Figure 2 shows the EDS spectrum of the outer surface of the KNiHCF-loaded PP fiber. The peaks corresponding to C, N, O, K, Fe, and Ni in the EDS spectrum confirm the presence of KNiHCF phase in the synthesized nanocomposite fabric. According to the results presented in Table 1, the chemical formula of KNiHCF is close to K2Ni[Fe(CN)6]. Figure 2 EDS spectrum of the surface part of the KNiHCF-loaded

PP fiber. Table 1 Results of the EDS analysis Pritelivir of the outer surface of the KNiHCF-loaded PP fabric Element Weight percent Atomic percent C K 34.23 46.01 N K 28.90 33.31 O K 12.10 12.22 K K 11.29 4.66 Fe K 6.60 1.91 Ni K 6.88 1.89 Total 100.00   The X-ray diffractograms of the original PP fabric (1) and the synthesized KNiHCF-loaded PP fabric (2) are depicted in Figure 3. The well-defined peaks on the nanocomposite’s diffractogram indicate the crystalline structure of the KNiHCF nanoparticles. Main diffraction peaks at 2θ values of 17.5°, 25.1°, 30.6°, 35.6°, 40.4°, and 44.5° are attributed to the Miller indexes of (200), (220), (222), (400), (420), and (422) of the diffraction planes, respectively, indicating the crystalline face-centered cubic structure of the KNiHCF nanoparticles, which match well with those reported

for K2Ni[Fe(CN)6] (JCPDS Card No. 20-0915).
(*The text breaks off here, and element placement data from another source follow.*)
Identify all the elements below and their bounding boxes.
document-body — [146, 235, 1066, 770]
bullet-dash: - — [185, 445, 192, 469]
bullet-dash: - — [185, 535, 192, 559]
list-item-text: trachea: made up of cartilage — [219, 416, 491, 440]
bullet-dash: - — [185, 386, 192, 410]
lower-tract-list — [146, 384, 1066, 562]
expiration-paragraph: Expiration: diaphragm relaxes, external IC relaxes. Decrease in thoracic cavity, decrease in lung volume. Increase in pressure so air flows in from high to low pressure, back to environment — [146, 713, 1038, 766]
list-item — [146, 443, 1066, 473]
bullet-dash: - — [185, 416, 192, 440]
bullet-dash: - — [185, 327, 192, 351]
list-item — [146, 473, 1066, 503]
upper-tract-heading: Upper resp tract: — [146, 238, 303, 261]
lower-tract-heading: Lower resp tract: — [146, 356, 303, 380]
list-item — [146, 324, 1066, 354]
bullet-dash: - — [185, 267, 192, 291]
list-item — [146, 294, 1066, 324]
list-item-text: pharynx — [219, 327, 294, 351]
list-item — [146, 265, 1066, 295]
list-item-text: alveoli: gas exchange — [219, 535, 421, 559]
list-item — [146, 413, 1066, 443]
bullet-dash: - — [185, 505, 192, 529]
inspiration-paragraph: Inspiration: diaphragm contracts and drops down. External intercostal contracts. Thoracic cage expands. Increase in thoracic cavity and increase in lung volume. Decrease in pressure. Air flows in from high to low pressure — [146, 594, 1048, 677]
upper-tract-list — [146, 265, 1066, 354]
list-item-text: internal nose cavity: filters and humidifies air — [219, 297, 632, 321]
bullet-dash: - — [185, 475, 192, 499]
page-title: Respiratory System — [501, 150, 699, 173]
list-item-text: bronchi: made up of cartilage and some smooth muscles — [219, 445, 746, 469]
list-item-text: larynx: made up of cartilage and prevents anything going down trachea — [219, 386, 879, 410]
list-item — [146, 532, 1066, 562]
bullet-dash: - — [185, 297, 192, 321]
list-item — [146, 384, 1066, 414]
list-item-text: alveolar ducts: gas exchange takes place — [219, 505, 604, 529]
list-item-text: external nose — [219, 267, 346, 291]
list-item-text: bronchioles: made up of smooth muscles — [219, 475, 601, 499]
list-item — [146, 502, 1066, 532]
The calculated lattice parameter a is 10.06 ± 0.04 Å, and it is agreed well with those reported previously [9]. Figure 3 X-ray diffractograms of the original PP fabric (1) and synthesized nanocomposite KNiHCF-loaded PP fabric (2). Figure 4 shows PD98059 molecular weight the FT-IR-ATR spectra of the PP (1), PP-g-PAA (2), and KNiHCF-loaded PP fabrics (3). The sharp and strong absorption peak in spectrum 3 at 2,090 cm−1 corresponds to the stretching vibration of the C ≡ N group. Furthermore, the weak peaks

(3,420 and 3,265 cm−1) in the broad region of 3,000 to 3,650 cm−1 are related to the stretching Orotidine 5′-phosphate decarboxylase vibration of interstitial water. Figure 4 FT-IR-ATR spectra of PP (1), PP-g-PAA (2), and KNiHCF-loaded PP fabrics (3). Cesium adsorption studies The adsorption of cesium ions on potassium nickel hexacyanoferrate proceeds via stoichiometric ion exchange between the potassium and cesium ions. To investigate the efficiency of the synthesized nanocomposite KNiHCF-loaded PP fabric, the effect of contact time, pH, and sodium ion concentration on cesium ion adsorption was investigated in detail. Effect of contact time on cesium ion adsorption Figure 5 shows the effect of contact time on the amount of Cs ions adsorbed by the synthesized nanocomposite adsorbent. It can be seen that cesium adsorption is a rapid process; the major fraction (>95%) of the cesium ions presented in the solution was adsorbed within the first 30 min. The equilibrium amount of Cs adsorbed is 78 mg/g. Figure 5 Effect of contact time on the amount of Cs ions adsorbed by the KNiHCF-loaded PP fabric. Initial cesium concentration = 780 mg/l; pH ~ 9.